OCTOBER 18, 2006 I am reminded of the last time I was in London.

I went over for the day. It was kind of silly, I had an exam to study for, I certainly didn’t need to knacker myself spending a day roaming round London, but I bought a cheap flight, figured that if I studied on the plane and during random tube journeys I’d remember things better, and there you have it.

It occurred to me that I could go for a horse ride somewhere, maybe even in Hyde Park, and/or buy some horse stuff. Anybody can go to London and see a bunch of museums— which I’ve done in the past, just so ya know— but hacking out in Rotten Row… that’s pretty cool.

Shauna waxed lyrical about trotting round Wimbledon Common as a child. I found the site for a place nearby that also boasted a shop, and a site for Hyde Park stables, somewhat more promising in the information department, which also had a shop, so I reckoned I was on my way.

The thing about horse people is that they’re busy with horses. They definitely have phones, and many have email, but catching them at either is truly a hit-or-miss proposition— mostly, you guessed it, miss. I had only been riding five, maybe six weeks, at the time; shy, I hid behind my firewall.

I didn’t get any responses.

Because the whole undertaking smacked of the ridiculous anyway, I spent the day trekking round London, my paddock boots optimistically tucked in my rucksack, trying to, ahem, get a ride.

The taciturnity of the horseperson is matched only by their suspicion. How much have you ridden? How long? The questions are few, but to the point, the point being that no one wants the horses or riders to get hurt [in that order]. I was greeted with the wariness usually accorded to door-to-door Mormons and I struck out entirely. [I bet I’d get a ride now, as I’m better, and would surely exude that betterness].

All was not lost. Following a trail of manure to the mews in which the Hyde Park Stables were tucked, I found myself in a little laneway that played host to horses plodding to and fro. I sidled into the office and inquired after the shop. A chipper young woman smiled.

‘What can I help you with?’ She gestured to a glass-fronted cabinet, one of the sort normally stocked with china. This one was stuffed full of breeches, crops, and the odd chest protector.

This was the shop.

I ended up with a pair of black jods that I tried on in the hallway of someone’s mews house [presumably someone connected with the stable]. In between trying them on and waiting for help whilst a young Kiera Knightly type threw shapes and kitted herself from top to toe, paying in cash, I also bought a whip.

I occurred to me in Heathrow that in the current air-travel climate, I probably couldn’t carry a whip onboard a plane.

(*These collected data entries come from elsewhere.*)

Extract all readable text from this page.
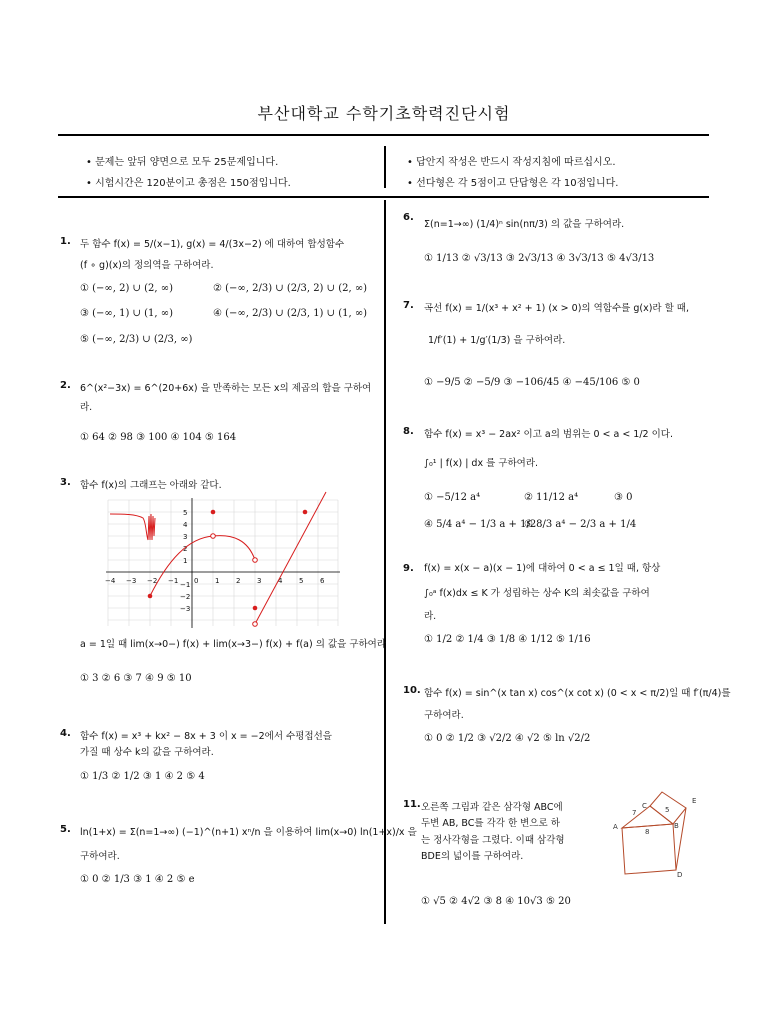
부산대학교 수학기초학력진단시험
• 문제는 앞뒤 양면으로 모두 25문제입니다.
• 시험시간은 120분이고 총점은 150점입니다.
• 답안지 작성은 반드시 작성지침에 따르십시오.
• 선다형은 각 5점이고 단답형은 각 10점입니다.
1. 두 함수 f(x) = 5/(x−1), g(x) = 4/(3x−2) 에 대하여 합성함수
(f ∘ g)(x)의 정의역을 구하여라.
① (−∞, 2) ∪ (2, ∞)	② (−∞, 2/3) ∪ (2/3, 2) ∪ (2, ∞)
③ (−∞, 1) ∪ (1, ∞)	④ (−∞, 2/3) ∪ (2/3, 1) ∪ (1, ∞)
⑤ (−∞, 2/3) ∪ (2/3, ∞)
2. 6^(x²−3x) = 6^(20+6x) 을 만족하는 모든 x의 제곱의 합을 구하여
라.
① 64 ② 98 ③ 100 ④ 104 ⑤ 164
3. 함수 f(x)의 그래프는 아래와 같다.
−4 −3 −2 −1 0 1 2 3 4 5 6
5
4
3
2
1
−1
−2
−3
a = 1일 때 lim(x→0−) f(x) + lim(x→3−) f(x) + f(a) 의 값을 구하여라
① 3 ② 6 ③ 7 ④ 9 ⑤ 10
4. 함수 f(x) = x³ + kx² − 8x + 3 이 x = −2에서 수평접선을
가질 때 상수 k의 값을 구하여라.
① 1/3 ② 1/2 ③ 1 ④ 2 ⑤ 4
5. ln(1+x) = Σ(n=1→∞) (−1)^(n+1) xⁿ/n 을 이용하여 lim(x→0) ln(1+x)/x 을
구하여라.
① 0 ② 1/3 ③ 1 ④ 2 ⑤ e
6.
Σ(n=1→∞) (1/4)ⁿ sin(nπ/3) 의 값을 구하여라.
① 1/13 ② √3/13 ③ 2√3/13 ④ 3√3/13 ⑤ 4√3/13
7. 곡선 f(x) = 1/(x³ + x² + 1) (x > 0)의 역함수를 g(x)라 할 때,
1/f′(1) + 1/g′(1/3) 을 구하여라.
① −9/5 ② −5/9 ③ −106/45 ④ −45/106 ⑤ 0
8. 함수 f(x) = x³ − 2ax² 이고 a의 범위는 0 < a < 1/2 이다.
∫₀¹ | f(x) | dx 를 구하여라.
① −5/12 a⁴	② 11/12 a⁴	③ 0
④ 5/4 a⁴ − 1/3 a + 1/2
⑤ 8/3 a⁴ − 2/3 a + 1/4
9. f(x) = x(x − a)(x − 1)에 대하여 0 < a ≤ 1일 때, 항상
∫₀ᵃ f(x)dx ≤ K 가 성립하는 상수 K의 최솟값을 구하여
라.
① 1/2 ② 1/4 ③ 1/8 ④ 1/12 ⑤ 1/16
10. 함수 f(x) = sin^(x tan x) cos^(x cot x) (0 < x < π/2)일 때 f′(π/4)를
구하여라.
① 0 ② 1/2 ③ √2/2 ④ √2 ⑤ ln √2/2
11. 오른쪽 그림과 같은 삼각형 ABC에
두변 AB, BC를 각각 한 변으로 하
는 정사각형을 그렸다. 이때 삼각형
BDE의 넓이를 구하여라.
A	B
C
D
E
7	5
8
① √5 ② 4√2 ③ 8 ④ 10√3 ⑤ 20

The thing was not going to fit in my rucksack. I went up to a man in uniform.

‘I’m hoping you can help,’ I said, putting on my best non-hijacking voice. ‘I’m a bit concerned about something I’ve bought, and whether or not I can take it on the plane.’

‘What is this you’ve bought?’ asked the uniformed man politely, if awkwardly, semantically.

‘It’s a crop, riding crop.’ You know… I think I’ve just answered my own question.

‘A what?’

‘A crop. For horse riding? A crop.’

‘I do not understand you.’

‘It’s a—’ Hmmm, how not to say ‘whip?’ ‘It’s equipment. Sporting equipment. For riding a horse.’

‘A what?’ The polite smile strains round the edges.

‘Will I just show you?’

‘You may show me this thing.’

I removed the crop from its carrier bag.

He laughed in a horrified, condescending fashion. ‘That’s a riding crop! You cannot take a riding crop onboard a plane! This is a crop!’ And on and on as I backed away and headed for the Ryanair counter, stuffing the whip in my rucksack, having to curve it round the top— it seemed flexible enough… I checked it, and prayed.

It didn’t crack in two until I was walking out the door that Saturday.

I berated myself the whole way to the yard. Head down, I started searching the ground for likely looking twigs. I paid €25 for that feckin’ thing, and it broke before it even had an outing, broke too close to the handle so I couldn’t even use it in an abbreviated state.

I picked up two sticks, discarded one— and lying in the dirt was a crop. It too was broken, but in a better place, it was still at least two feet long. I grabbed it up, looked around furtively, stopped short of stuffing under my shirt. I waggled it casually as I made my jaunty way up to the portakabin.

I could have, by now, replaced it a thousand times over, but I’m quite attached to it.